Most people are interested to find out what sign they are in the Chinese zodiac system, particularly since – like the Western system – each person is supposed to have characteristics similar to those of the sign which relates to their birthdate. True Chinese astrologers, however, eschew the use of the animal symbols in isolation to analyse a person’s life, seeing the zodiac sighs as mere entertainment.
These animal signs have existed in Chinese folk tradition since the sixth century BC, though it wasn’t until the third century BC that they were incorporated into a formal study of astrology and astronomy, based around the device of the lunar calendar.

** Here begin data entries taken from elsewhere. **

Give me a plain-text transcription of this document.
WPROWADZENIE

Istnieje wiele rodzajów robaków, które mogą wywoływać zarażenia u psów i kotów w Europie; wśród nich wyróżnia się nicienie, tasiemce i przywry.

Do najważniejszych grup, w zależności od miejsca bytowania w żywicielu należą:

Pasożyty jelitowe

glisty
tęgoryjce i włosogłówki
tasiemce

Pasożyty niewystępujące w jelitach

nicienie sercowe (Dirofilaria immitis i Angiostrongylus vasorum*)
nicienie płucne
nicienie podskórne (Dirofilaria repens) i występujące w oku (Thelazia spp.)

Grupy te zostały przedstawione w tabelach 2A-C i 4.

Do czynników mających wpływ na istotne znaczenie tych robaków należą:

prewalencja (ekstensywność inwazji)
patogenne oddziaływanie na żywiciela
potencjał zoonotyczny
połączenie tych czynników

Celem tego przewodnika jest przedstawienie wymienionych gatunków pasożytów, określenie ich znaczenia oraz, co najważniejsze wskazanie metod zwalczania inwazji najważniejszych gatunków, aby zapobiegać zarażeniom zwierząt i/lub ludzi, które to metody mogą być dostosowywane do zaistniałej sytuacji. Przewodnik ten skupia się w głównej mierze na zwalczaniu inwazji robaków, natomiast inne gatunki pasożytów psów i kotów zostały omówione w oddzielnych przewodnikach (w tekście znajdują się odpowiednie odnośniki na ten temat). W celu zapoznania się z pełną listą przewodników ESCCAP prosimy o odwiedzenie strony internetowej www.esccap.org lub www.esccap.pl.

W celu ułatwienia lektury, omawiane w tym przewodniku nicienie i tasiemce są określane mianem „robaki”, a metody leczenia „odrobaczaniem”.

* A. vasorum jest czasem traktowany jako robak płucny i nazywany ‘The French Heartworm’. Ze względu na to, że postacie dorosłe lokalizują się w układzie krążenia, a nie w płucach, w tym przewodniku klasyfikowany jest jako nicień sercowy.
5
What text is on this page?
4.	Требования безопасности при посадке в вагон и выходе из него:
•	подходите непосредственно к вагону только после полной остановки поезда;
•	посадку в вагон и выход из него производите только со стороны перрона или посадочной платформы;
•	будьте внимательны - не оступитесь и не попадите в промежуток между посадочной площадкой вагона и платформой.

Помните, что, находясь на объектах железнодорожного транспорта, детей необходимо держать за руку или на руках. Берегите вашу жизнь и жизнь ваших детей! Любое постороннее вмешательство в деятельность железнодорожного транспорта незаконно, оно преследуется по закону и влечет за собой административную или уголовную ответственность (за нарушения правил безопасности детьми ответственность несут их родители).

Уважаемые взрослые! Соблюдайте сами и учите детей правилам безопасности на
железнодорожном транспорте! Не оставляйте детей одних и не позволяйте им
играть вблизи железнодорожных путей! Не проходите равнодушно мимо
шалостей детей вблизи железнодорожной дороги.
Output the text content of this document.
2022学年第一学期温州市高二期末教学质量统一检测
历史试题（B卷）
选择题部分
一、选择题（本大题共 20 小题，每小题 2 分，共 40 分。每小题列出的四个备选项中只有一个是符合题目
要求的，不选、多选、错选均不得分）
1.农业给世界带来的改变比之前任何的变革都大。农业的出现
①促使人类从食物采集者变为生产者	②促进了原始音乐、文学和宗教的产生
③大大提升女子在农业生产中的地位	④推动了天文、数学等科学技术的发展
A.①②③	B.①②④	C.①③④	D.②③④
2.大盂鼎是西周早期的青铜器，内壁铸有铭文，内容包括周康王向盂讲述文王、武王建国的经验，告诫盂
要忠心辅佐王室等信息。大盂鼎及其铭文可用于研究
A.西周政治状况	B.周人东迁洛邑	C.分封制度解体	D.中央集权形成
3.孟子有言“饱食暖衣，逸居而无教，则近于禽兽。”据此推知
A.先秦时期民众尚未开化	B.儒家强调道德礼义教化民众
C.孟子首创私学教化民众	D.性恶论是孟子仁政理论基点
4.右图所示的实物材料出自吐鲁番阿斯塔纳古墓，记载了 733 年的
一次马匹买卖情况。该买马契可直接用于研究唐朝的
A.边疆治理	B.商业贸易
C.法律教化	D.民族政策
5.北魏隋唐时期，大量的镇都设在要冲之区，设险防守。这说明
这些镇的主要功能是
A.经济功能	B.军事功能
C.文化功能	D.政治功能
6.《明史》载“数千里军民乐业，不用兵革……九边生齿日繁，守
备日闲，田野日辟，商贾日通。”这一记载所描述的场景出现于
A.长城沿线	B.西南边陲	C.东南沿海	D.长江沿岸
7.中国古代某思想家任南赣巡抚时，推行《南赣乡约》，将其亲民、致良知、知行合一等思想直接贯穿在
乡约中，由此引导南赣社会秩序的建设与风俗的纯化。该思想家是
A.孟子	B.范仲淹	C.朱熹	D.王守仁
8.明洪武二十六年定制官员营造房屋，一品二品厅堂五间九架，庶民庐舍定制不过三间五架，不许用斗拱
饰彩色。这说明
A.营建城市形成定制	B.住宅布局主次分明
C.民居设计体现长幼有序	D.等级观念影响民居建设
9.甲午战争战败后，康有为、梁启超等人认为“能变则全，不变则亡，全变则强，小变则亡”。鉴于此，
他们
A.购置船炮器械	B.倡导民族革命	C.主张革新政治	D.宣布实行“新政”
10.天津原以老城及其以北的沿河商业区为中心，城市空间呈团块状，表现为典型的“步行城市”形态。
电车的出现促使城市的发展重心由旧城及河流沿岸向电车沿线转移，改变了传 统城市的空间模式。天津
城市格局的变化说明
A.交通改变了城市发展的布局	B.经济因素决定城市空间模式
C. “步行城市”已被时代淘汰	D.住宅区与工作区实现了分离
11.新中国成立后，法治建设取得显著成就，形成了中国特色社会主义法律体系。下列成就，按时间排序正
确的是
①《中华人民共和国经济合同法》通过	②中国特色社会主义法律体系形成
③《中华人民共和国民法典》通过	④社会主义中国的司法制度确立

Quite why animals emerged as the vehicle for Chinese horoscope is unclear: One story has it that the animals used are the twelve which appeared before the command of Buddha, who named the years in the order in which the animals arrived. Another says that the Jade Emperor held a race to determine the fastest animals. The first twelve to cross a chosen river would be picked to represent the twelve earthly branches which make up the cyclical order of years in the lunar calendar.
Your sign depends on the year you were born rather than the month as in the Western system, but beyond that the idea is the same: born under the sign of a particular animal, you will have certain characteristics, ideal partners, lucky and unlucky days.
For example, people who were born in the year of the snake (ie. 1917, 1929, 1941, 1953, 1965, 1977, 1989……) are supposed to have the following characterises:
Charming, but possessive and selfish, private and secretive; strange sense of humour; mysterious and inquisitive; ruthless; likes the nice things in life; a thoughtful person, but superstitious. Does it look right to you?
Partners: best suited for marriage to Dragon, Rooster and Ox; avoid Snake, Pig and Tiger.
Famous Snakes: J. F. Kennedy, Mao Zedong, Pablo Picasso, Franz Schubert and Ferdinand Marcos, etc.
Simon Millar, Adidas’ vice-president of marketing in China, said: “The Spring Festival and shengxiao, or the Chinese zodiac, is special in Chinese culture.
“These snake-inspired designs represent the real spirit of Chinese New Year.”